Research before feeding anything.  This is not an all-encompassing list of safe foods and there are dangerous foods to guinea pigs.

1/4 cup (packed) daily of Vitamin C rich vegetables:
Cilantro
Green Leaf Lettuce
Mustard Greens
Red Leaf Lettuce
Romaine Lettuce
Turnip Greens

Vegetables high in vitamin C that are good in small amounts:
Brocolli
Red/Green Pepper

Vegetables high in vitamin C that are ok in small amounts 1-2 times per week:
Carrots
Tomato
Zuccini

Rotate Weekly Due to Higher Oxalic Acid Content 

Parsley

Spinach  

 

Fruit 

Limit fruits very small amounts, used as an occasional treat/up to a few times a week.  Fruit is high in sugar.  Example: Small wedge of apple, few blueberries, thin slice of banana. 

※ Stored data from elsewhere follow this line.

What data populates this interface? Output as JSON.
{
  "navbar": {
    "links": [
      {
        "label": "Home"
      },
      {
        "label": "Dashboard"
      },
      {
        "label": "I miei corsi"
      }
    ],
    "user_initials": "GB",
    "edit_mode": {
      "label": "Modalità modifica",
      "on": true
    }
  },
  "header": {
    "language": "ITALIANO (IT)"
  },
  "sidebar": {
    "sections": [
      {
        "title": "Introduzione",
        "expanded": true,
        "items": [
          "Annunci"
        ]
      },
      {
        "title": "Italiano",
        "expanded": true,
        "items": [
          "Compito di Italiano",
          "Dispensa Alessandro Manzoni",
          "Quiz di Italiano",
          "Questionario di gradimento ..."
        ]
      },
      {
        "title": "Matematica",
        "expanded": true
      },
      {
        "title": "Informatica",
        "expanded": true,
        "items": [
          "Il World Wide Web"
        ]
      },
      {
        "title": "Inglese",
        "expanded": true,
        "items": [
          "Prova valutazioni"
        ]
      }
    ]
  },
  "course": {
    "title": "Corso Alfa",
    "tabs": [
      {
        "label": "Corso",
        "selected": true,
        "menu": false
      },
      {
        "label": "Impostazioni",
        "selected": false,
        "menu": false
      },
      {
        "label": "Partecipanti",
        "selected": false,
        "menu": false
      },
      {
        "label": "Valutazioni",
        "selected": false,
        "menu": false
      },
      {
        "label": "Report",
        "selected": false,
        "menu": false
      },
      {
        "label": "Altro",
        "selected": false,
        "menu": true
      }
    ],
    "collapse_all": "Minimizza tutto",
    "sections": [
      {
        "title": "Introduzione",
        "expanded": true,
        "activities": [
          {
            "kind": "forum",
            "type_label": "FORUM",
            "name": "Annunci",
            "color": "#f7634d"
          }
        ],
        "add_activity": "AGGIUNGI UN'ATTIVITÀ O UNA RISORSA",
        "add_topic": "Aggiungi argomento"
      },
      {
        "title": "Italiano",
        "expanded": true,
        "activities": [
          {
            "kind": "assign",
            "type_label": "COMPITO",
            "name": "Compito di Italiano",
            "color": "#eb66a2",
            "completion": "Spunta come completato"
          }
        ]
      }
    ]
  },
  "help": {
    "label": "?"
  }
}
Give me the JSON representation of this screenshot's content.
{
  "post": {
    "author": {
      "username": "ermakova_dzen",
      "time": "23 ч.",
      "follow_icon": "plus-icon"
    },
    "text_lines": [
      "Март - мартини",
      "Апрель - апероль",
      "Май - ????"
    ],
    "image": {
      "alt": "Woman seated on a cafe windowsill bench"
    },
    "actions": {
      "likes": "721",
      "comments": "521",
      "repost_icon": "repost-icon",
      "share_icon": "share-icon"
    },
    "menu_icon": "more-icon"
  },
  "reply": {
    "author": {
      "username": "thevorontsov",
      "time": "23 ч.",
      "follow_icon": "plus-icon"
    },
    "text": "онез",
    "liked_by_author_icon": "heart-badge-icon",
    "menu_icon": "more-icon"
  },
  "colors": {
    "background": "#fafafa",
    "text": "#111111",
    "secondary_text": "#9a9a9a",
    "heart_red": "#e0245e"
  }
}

Introduce new fruits slowly to avoid diarrhea. 

High in Vitamin C:  Kiwi, Strawberries (high in oxilates), and Citrus (e.g., oranges).

  *No frozen fruit


Treats
 
(Optional)
Many pet stores sell treats disguised as “healthy” choices; most of these are fat- and sugar-rich and are not healthy at all.  Commercial treats are unnecessary and a waste of money.

Use daily/weekly amounts of veggies/fruits as treats or provide activities like hay in a cardboard tube.